SEYİRCİDEN TARAFTARA 10 Haziran 2010 17:17:26
Salon sporlarında izleyicilerin sahaya etkisi, fiziksel koşullardan dolayı futbola göre daha fazladır. Oyunculara ve hakemlere bazen oturduğunuz yerden elinizi uzatsanız dokunabilirsiniz.
Bu sıcak etkileşim doğru yönetilirse, seyirciden taraftara dönüşüp sahada “6. Adam” oluverirsiniz. Savunmada pota altı canavarına ve hücumda ise keskin bir şutöre dönüşürsünüz.
Mesela rakibin hücum ettiği pota arkasındaki kitle, "takımım geçilse dahi ben buradayım" mesajı vermelidir rakibe.
Açık söylemek gerekirse “sahadaki oyuncunun maç başladıktan sonra gözü seni beni görmez" savına inanmayanlardanım. En üst düzey liglerde bile nice tecrübenin dizlerini titreten taraftar toplulukları vardır.
Mesela Panathinaikos, Partizan ve Maccabi… Sadece üç örnek. Peki, ne yapıyor bu adamlar?
Öncelikle salonlar, Panathinaikos için yemyeşil, Partizan için bembeyaz, Maccabi içinse sapsarı oluyor. İnsanlar maçlara takımlarının renklerini taşıyan forma veya giysilerle geliyorlar. Bizler de maçlarımıza mümkün olduğunca formalarımızla veya takımımızın renklerinde giysilerle gitmeye özen göstermeliyiz.
Sonrasında “HÜCUMDA ALKIŞ-SAVUNMADA ISLIK VE UĞULTU” bu işin püf noktası.

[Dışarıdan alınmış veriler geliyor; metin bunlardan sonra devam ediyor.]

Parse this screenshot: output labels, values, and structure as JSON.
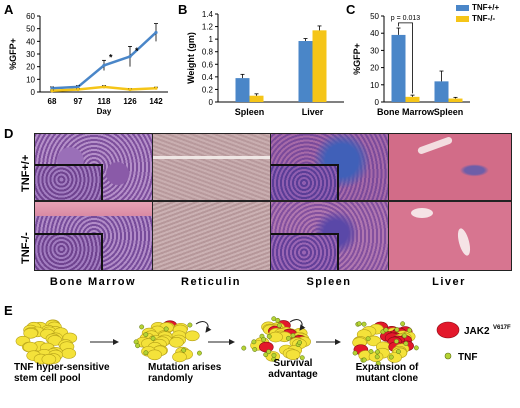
{
  "panels": {
    "a": "A",
    "b": "B",
    "c": "C",
    "d": "D",
    "e": "E"
  },
  "colors": {
    "tnf_wt": "#4a86c8",
    "tnf_ko": "#f5c518"
  },
  "legend": {
    "wt": "TNF+/+",
    "ko": "TNF-/-"
  },
  "chart_data": [
    {
      "type": "line",
      "panel": "A",
      "ylabel": "%GFP+",
      "xlabel": "Day",
      "categories": [
        "68",
        "97",
        "118",
        "126",
        "142"
      ],
      "ylim": [
        0,
        60
      ],
      "yticks": [
        "0",
        "10",
        "20",
        "30",
        "40",
        "50",
        "60"
      ],
      "series": [
        {
          "key": "wt",
          "values": [
            3,
            4,
            21,
            28,
            47
          ],
          "errors": [
            1,
            1,
            4,
            8,
            7
          ]
        },
        {
          "key": "ko",
          "values": [
            1,
            2,
            4,
            2,
            3
          ],
          "errors": [
            0.5,
            0.5,
            1,
            0.5,
            0.8
          ]
        }
      ],
      "annotations": [
        "*",
        "*"
      ]
    },
    {
      "type": "bar",
      "panel": "B",
      "ylabel": "Weight (gm)",
      "categories": [
        "Spleen",
        "Liver"
      ],
      "ylim": [
        0,
        1.4
      ],
      "yticks": [
        "0",
        "0.2",
        "0.4",
        "0.6",
        "0.8",
        "1",
        "1.2",
        "1.4"
      ],
      "series": [
        {
          "key": "wt",
          "values": [
            0.38,
            0.97
          ],
          "errors": [
            0.06,
            0.04
          ]
        },
        {
          "key": "ko",
          "values": [
            0.1,
            1.14
          ],
          "errors": [
            0.03,
            0.07
          ]
        }
      ]
    },
    {
      "type": "bar",
      "panel": "C",
      "ylabel": "%GFP+",
      "categories": [
        "Bone Marrow",
        "Spleen"
      ],
      "ylim": [
        0,
        50
      ],
      "yticks": [
        "0",
        "10",
        "20",
        "30",
        "40",
        "50"
      ],
      "series": [
        {
          "key": "wt",
          "values": [
            39,
            12
          ],
          "errors": [
            4,
            6
          ]
        },
        {
          "key": "ko",
          "values": [
            3,
            2
          ],
          "errors": [
            1,
            0.7
          ]
        }
      ],
      "annotations": [
        "p = 0.013"
      ]
    }
  ],
  "histology": {
    "rows": [
      "TNF+/+",
      "TNF-/-"
    ],
    "columns": [
      "Bone Marrow",
      "Reticulin",
      "Spleen",
      "Liver"
    ]
  },
  "schematic": {
    "stages": [
      "TNF hyper-sensitive stem cell pool",
      "Mutation arises randomly",
      "Survival advantage",
      "Expansion of mutant clone"
    ],
    "legend_jak2": "JAK2",
    "legend_jak2_sup": "V617F",
    "legend_tnf": "TNF"
  }
}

İnanın başka bir şeye gerek yok. Koltukların üzerinde zıplayıp başka marşların, şarkıların veya rakibe sataşmanın pek getirisi olmaz. Parkeye atılacak en ufak bir cismin aleyhimize gelişeceğini de unutmamak gerekir (Örneğin bu sezon Yeşilyurt’ta oynadığımız play-off maçında, çok rahat öndeyken, turu garantilemişken, son periyotta rakip yedek sandalyelerine laf yetiştirmek ve ne yazık ki su şişesi atmak bize yakışmamıştır. Bu olaydan dolayı kulübümüze ceza verilmiştir ).

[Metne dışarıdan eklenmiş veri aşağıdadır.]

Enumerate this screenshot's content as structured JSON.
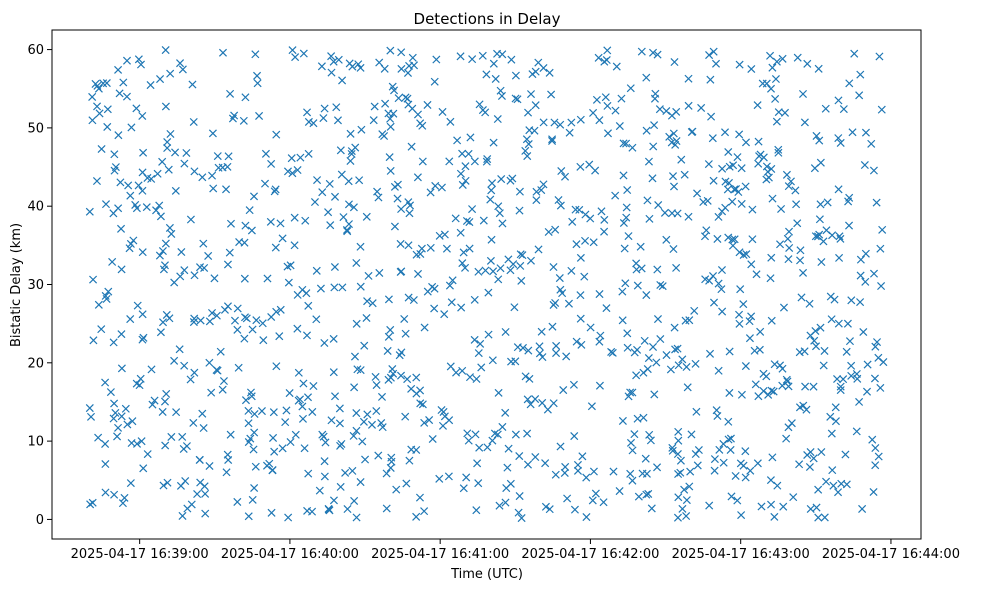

Atılan her basket sonrası çok basit bir "oley" nidası ile ayaklanmak ve alkışlarla desteklemek kendi oyuncumuza inanılmaz güven aşılar.
Kaçan şutu bile alkışlamaktan çekinmemeliyiz, oyuncularımızın her koşulda arkalarında olduğumuzu hissettirmeliyiz.
Top rakibe geçtiği anda, "Bordo Mavi" diye tezahüratta bulunmak, yurt dışında Türkçe bilmeyen bir yabancıyla bağıra bağıra Türkçe konuşmak kadar anlamsızdır.
Onlar, “ıslıklar ve uğultularla” karşılandığında şaşıracaklar, setlerini oynarken zorlanacaklardır.
Şimdi "Bordo Mavi’ye karşı mısın” gibi soruları belirebilir zihinlerinizde, hemen açıklayayım.
Dostlar,
Molalar, devre arası ve maç sonu var. 1 dakikalık mola boyunca salon hoparlörlerinden yapılacak müzik yayınını bastıracak kadar kuvvetli "Bordo Mavi" diye de bağırılır başka şeyler de... Hele maç kazanıldıktan sonra salon, festival alanına çevrilebilir. Elde edilen başarıyı doyasıya kutlarken marşlarımızın-tezahüratlarımızın söylenmesine tabii ki karşı değilim.
Ve bir de kronik sorunumuz… Aslında bizimle birlikte ülkemizdeki birçok salonda gözlemlediğim, enteresan bir nokta. Futbolda penaltı öncesi "ooo…" diye bağırıp golü beklemek vardır ya… Basketbolda, serbest atış atan oyuncumuza, bu sesler eziyet gibi gelir.
Evet, eziyet!
Çünkü serbest atış konsantrasyon işi. O esnada sessiz kalmak oyuncumuza yapılacak en büyük yardımdır. Sayıya çevrildiğinde oturduğumuz koltuklardan zıplayıp ve alkışlarla tebrik etmeliyiz. Atış kaçsa da alkışla moral vermeliyiz.